From Pew Polls To Realism
Two very, very quick observations on this Pew Poll
about Muslim attitudes towards democracy. The first is the rather odd fact that so few Jordanians really want anything to do with democracy, when it comes down to it. Oh sure, 68 percent think democracy could work at home. But only 32 percent think its important to live in a country where "people can openly criticize the government," 28 percent value "honest, two-party elections," and a mere 35 percent value a free press. This seems to be an inverse of Russia, where citizens generally have an allergic reaction to the word "democracy," but when you start digging, you see that they place a good deal of importance on free elections, a relatively open press (albeit with Ralph Reed-style moral regulation), etc. But what's up with Jordan, anyway?
Second peculiarity, from the poll summary: "There is no evidence, however, that support for democracy will necessarily do much to diminish the extensive anti-Americanism throughout the Muslim world." Indeed, in Pakistan, anti-Americanism runs highest
among those who strongly favor democracy.
Time to nod and launch off on a bit of a pet theory. The big foreign policy idea right now, lauded especially by Thomas Barnett
, is that "connectivity" will solve our security problems throughout the world. Turn a country into a democracy, bind it with trade agreements and multilateral institution memberships, wrap it tightly in a web of horizontal government networks, and voila! Dude's no longer a threat.
Ah, but at this point it's good to note that interdependency has not always proved so successful. The famous line shortly before World War I was that Europe was so economically interrelated that it would never go to war. Too much to lose! Ha, ha. Let's also stress another point here: The only truly
global, supra-national part of globalization today are the money markets. And yet financial markets aren't that much more
integrated today than they were in the 1900s! Sad to say, but Tom Friedman's grand vision of globalization may mostly be old fodder. (I'm hardly the first to say this, but hey, it's my blog, so what.)
All this means that the nation-state is still alive and well. And here I think it's appropriate, maybe, to declare that what matters might not be connectivity between states. What matters might be inequality
between states—inequality of wealth and inequality of power. Let's face it, the U.S. and Western Europe use trade agreements and institutions for its own, essentially realpolitik
, ends. Robert Zoellick was and is particularly egregious about all this. No one's under any illusions here. We may not always realize it, but millions if not billions around the world get exercised over our ridiculous agricultural subsidies. Inequality fosters resentment. Resentment fosters conflict. Or… terrorism. Whatever.

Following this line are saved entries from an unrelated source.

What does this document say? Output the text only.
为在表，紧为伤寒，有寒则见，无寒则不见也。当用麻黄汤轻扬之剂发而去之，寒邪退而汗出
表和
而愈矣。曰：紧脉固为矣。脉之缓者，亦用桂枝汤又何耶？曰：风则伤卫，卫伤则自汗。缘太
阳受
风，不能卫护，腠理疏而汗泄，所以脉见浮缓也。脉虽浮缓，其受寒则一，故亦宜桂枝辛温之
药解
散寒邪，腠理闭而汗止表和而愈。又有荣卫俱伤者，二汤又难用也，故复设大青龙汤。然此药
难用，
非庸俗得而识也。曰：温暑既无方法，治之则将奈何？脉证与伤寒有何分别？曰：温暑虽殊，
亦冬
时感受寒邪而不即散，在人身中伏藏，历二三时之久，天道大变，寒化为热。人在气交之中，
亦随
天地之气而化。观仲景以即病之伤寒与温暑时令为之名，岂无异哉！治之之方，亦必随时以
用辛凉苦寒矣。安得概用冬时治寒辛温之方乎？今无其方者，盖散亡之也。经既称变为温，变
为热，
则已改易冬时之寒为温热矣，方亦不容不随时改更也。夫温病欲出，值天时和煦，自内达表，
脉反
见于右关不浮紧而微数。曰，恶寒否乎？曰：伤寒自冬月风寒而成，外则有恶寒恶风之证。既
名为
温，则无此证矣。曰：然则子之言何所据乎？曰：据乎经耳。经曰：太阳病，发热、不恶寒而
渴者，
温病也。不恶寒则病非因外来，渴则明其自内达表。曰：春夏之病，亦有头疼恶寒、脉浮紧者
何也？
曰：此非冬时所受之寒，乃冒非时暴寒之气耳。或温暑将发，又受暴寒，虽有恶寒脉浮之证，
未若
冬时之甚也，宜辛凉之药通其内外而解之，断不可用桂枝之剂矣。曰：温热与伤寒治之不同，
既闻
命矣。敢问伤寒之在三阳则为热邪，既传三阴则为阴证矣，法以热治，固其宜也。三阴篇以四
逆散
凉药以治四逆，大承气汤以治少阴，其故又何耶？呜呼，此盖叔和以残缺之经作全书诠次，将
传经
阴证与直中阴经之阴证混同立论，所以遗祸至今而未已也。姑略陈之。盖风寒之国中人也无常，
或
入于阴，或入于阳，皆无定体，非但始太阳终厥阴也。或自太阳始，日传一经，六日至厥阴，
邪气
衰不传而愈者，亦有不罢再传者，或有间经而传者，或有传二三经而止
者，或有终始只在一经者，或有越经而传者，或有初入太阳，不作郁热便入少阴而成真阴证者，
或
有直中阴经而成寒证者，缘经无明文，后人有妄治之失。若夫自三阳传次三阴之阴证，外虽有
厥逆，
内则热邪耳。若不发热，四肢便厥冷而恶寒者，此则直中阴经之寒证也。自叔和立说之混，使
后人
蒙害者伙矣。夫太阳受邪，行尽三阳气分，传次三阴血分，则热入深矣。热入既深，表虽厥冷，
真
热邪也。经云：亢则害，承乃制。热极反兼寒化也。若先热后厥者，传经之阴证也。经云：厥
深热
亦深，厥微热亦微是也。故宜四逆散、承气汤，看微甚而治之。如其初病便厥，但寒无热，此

So yes, I think a Muslim democracy subservient to the Great Powers in certain ways, shapes, and forms—be it economically, or diplomatically, or even militarily—is going to continue churning out terrorists. Maybe at a faster rate than ever before. The observation that Islamic terrorists are mostly relatively wealthy and well-educated fits in here, perhaps. And perhaps this will continue until we find some international arrangement—and maybe this means restraining U.S. power abroad, I don't know—that eliminates the sort of disparity in state capabilities that produce resentment.
We take the benignity of democracies for granted only because it's worked out that way so far; but perhaps it's worked out that way only because of the Cold War—an anachronistic reason at best. After all, South Korea has certainly stoked the fires of resentment over recent years, to the point where it's aggressively pursuing its own economic interests (via engagement with North Korea) to the detriment of the Western World's broader security interests.
Anyway, I haven't really fleshed this out. The full argument would note that the world isn't really all that globalized, that as Franklin Foer says, crude nationalism is thriving, that economies remain mostly local, that states will continue to look after their own interests. Perhaps I've taken this neo-realist stuff way too far. But I think there's still reason to be very skeptical of the "awesome power" of liberalization—at least within the world order as currently structured. (That last clause is an important caveat.)